Лида взяла у нее свернутую хрустящую купюру, склонилась над полочкой. Слегка зажмурившись, предвкушая острое ощущение, шумно втянула в себя порошок, аккуратно убрав сверкающую снежную дорожку. Внутри все онемело, как от свирепого январского мороза, на мгновение стало страшно, как перед прыжком в пропасть, но через секунду в душе словно распахнулась форточка, наступила весна, защебетали птицы, запели звонкие ангельские голоса…
Лида залилась счастливым бессмысленным смехом.
Она любила сейчас все человечество! Даже его, хотя он, подонок, так и не пришел! А больше всех она любила свою новую — или старую? — в любом случае свою самую лучшую подругу… Где же они раньше встречались? Может быть, на Неделе высокой моды в Милане? Впрочем, это совершенно не важно! Какая она лапочка! Какая прелесть! Как хорошо, что они сегодня встретились!
Лида захотела обнять эту подругу, сказать, как она ее любит, как она рада сегодняшней встрече.

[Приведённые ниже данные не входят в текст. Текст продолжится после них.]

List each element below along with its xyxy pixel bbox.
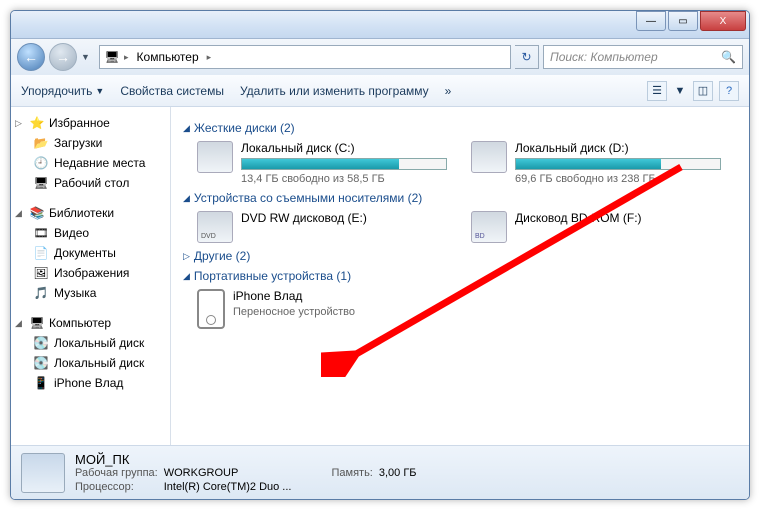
device-iphone[interactable]: iPhone Влад Переносное устройство <box>197 289 355 329</box>
annotation-arrow <box>321 157 691 377</box>
drive-name: Дисковод BD-ROM (F:) <box>515 211 721 225</box>
organize-button[interactable]: Упорядочить▼ <box>21 84 104 98</box>
explorer-window: — ▭ X ← → ▼ 🖥 ▸ Компьютер ▸ ↻ Поиск: Ком… <box>10 10 750 500</box>
details-name: МОЙ_ПК <box>75 452 291 467</box>
toolbar: Упорядочить▼ Свойства системы Удалить ил… <box>11 75 749 107</box>
video-icon: 🎞 <box>33 225 49 241</box>
desktop-icon: 🖥 <box>33 175 49 191</box>
memory-label: Память: <box>331 467 372 479</box>
search-placeholder: Поиск: Компьютер <box>550 50 658 64</box>
phone-icon: 📱 <box>33 375 49 391</box>
usage-bar <box>241 158 447 170</box>
back-button[interactable]: ← <box>17 43 45 71</box>
search-input[interactable]: Поиск: Компьютер 🔍 <box>543 45 743 69</box>
sidebar-drive-d[interactable]: 💽Локальный диск <box>11 353 170 373</box>
hdd-icon <box>197 141 233 173</box>
drive-sub: 13,4 ГБ свободно из 58,5 ГБ <box>241 173 447 185</box>
sidebar-recent[interactable]: 🕘Недавние места <box>11 153 170 173</box>
computer-icon: 🖥 <box>104 49 120 65</box>
search-icon: 🔍 <box>721 50 736 64</box>
drive-bd[interactable]: Дисковод BD-ROM (F:) <box>471 211 721 243</box>
sidebar-drive-c[interactable]: 💽Локальный диск <box>11 333 170 353</box>
picture-icon: 🖼 <box>33 265 49 281</box>
computer-large-icon <box>21 453 65 493</box>
music-icon: 🎵 <box>33 285 49 301</box>
maximize-button[interactable]: ▭ <box>668 11 698 31</box>
library-icon: 📚 <box>29 205 45 221</box>
usage-bar <box>515 158 721 170</box>
sidebar: ▷⭐Избранное 📂Загрузки 🕘Недавние места 🖥Р… <box>11 107 171 445</box>
breadcrumb-sep-icon: ▸ <box>124 52 129 63</box>
section-hard-drives[interactable]: ◢Жесткие диски (2) <box>183 121 737 135</box>
sidebar-iphone[interactable]: 📱iPhone Влад <box>11 373 170 393</box>
toolbar-more[interactable]: » <box>445 84 452 98</box>
device-name: iPhone Влад <box>233 289 355 303</box>
star-icon: ⭐ <box>29 115 45 131</box>
close-button[interactable]: X <box>700 11 746 31</box>
section-other[interactable]: ▷Другие (2) <box>183 249 737 263</box>
sidebar-desktop[interactable]: 🖥Рабочий стол <box>11 173 170 193</box>
main-content: ◢Жесткие диски (2) Локальный диск (C:) 1… <box>171 107 749 445</box>
bd-icon <box>471 211 507 243</box>
cpu-label: Процессор: <box>75 481 158 493</box>
window-controls: — ▭ X <box>634 11 746 31</box>
sidebar-pictures[interactable]: 🖼Изображения <box>11 263 170 283</box>
section-removable[interactable]: ◢Устройства со съемными носителями (2) <box>183 191 737 205</box>
history-dropdown[interactable]: ▼ <box>81 52 95 62</box>
hdd-icon <box>471 141 507 173</box>
minimize-button[interactable]: — <box>636 11 666 31</box>
phone-icon <box>197 289 225 329</box>
refresh-button[interactable]: ↻ <box>515 45 539 69</box>
device-sub: Переносное устройство <box>233 306 355 318</box>
forward-button[interactable]: → <box>49 43 77 71</box>
view-button[interactable]: ☰ <box>647 81 667 101</box>
sidebar-documents[interactable]: 📄Документы <box>11 243 170 263</box>
preview-pane-button[interactable]: ◫ <box>693 81 713 101</box>
sidebar-downloads[interactable]: 📂Загрузки <box>11 133 170 153</box>
document-icon: 📄 <box>33 245 49 261</box>
sidebar-videos[interactable]: 🎞Видео <box>11 223 170 243</box>
cpu-value: Intel(R) Core(TM)2 Duo ... <box>164 481 292 493</box>
drive-icon: 💽 <box>33 355 49 371</box>
dvd-icon <box>197 211 233 243</box>
drive-icon: 💽 <box>33 335 49 351</box>
folder-icon: 📂 <box>33 135 49 151</box>
uninstall-button[interactable]: Удалить или изменить программу <box>240 84 429 98</box>
details-pane: МОЙ_ПК Рабочая группа: WORKGROUP Процессо… <box>11 445 749 499</box>
navbar: ← → ▼ 🖥 ▸ Компьютер ▸ ↻ Поиск: Компьютер… <box>11 39 749 75</box>
drive-name: DVD RW дисковод (E:) <box>241 211 447 225</box>
drive-sub: 69,6 ГБ свободно из 238 ГБ <box>515 173 721 185</box>
system-properties-button[interactable]: Свойства системы <box>120 84 224 98</box>
breadcrumb-computer[interactable]: Компьютер <box>133 50 203 64</box>
sidebar-computer[interactable]: ◢🖥Компьютер <box>11 313 170 333</box>
sidebar-music[interactable]: 🎵Музыка <box>11 283 170 303</box>
memory-value: 3,00 ГБ <box>379 467 417 479</box>
drive-d[interactable]: Локальный диск (D:) 69,6 ГБ свободно из … <box>471 141 721 185</box>
address-bar[interactable]: 🖥 ▸ Компьютер ▸ <box>99 45 511 69</box>
drive-name: Локальный диск (D:) <box>515 141 721 155</box>
drive-name: Локальный диск (C:) <box>241 141 447 155</box>
drive-dvd[interactable]: DVD RW дисковод (E:) <box>197 211 447 243</box>
sidebar-favorites[interactable]: ▷⭐Избранное <box>11 113 170 133</box>
recent-icon: 🕘 <box>33 155 49 171</box>
workgroup-label: Рабочая группа: <box>75 467 158 479</box>
sidebar-libraries[interactable]: ◢📚Библиотеки <box>11 203 170 223</box>
view-dropdown[interactable]: ▼ <box>673 81 687 101</box>
computer-icon: 🖥 <box>29 315 45 331</box>
help-button[interactable]: ? <box>719 81 739 101</box>
drive-c[interactable]: Локальный диск (C:) 13,4 ГБ свободно из … <box>197 141 447 185</box>
section-portable[interactable]: ◢Портативные устройства (1) <box>183 269 737 283</box>
breadcrumb-sep-icon: ▸ <box>207 52 212 63</box>
titlebar: — ▭ X <box>11 11 749 39</box>
workgroup-value: WORKGROUP <box>164 467 292 479</box>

Она подняла взгляд на зеркало и увидела, что подруги у нее за спиной нет, она исчезла, как будто испарилась. «Все ясно, — обиженно подумала Лида, — получила свое и удалилась. Я ей больше не нужна. Ну что ж, будем радоваться жизни в одиночку». Лида улыбнулась своему отражению в зеркале и тут увидела за своей спиной смутную фигуру. Лида моргнула, потому что внезапно заслезились глаза, и увидела, что вместо вероломной подруги позади нее стоит какой-то мужчина. Лица она не разглядела, заметила только темный костюм в неизменную узкую полосочку. Это показалось ей жутко смешным. Мужик в женском туалете! Впрочем, чего только она не видела в этом клубе!
Лида расхохоталась — до слез, до колик.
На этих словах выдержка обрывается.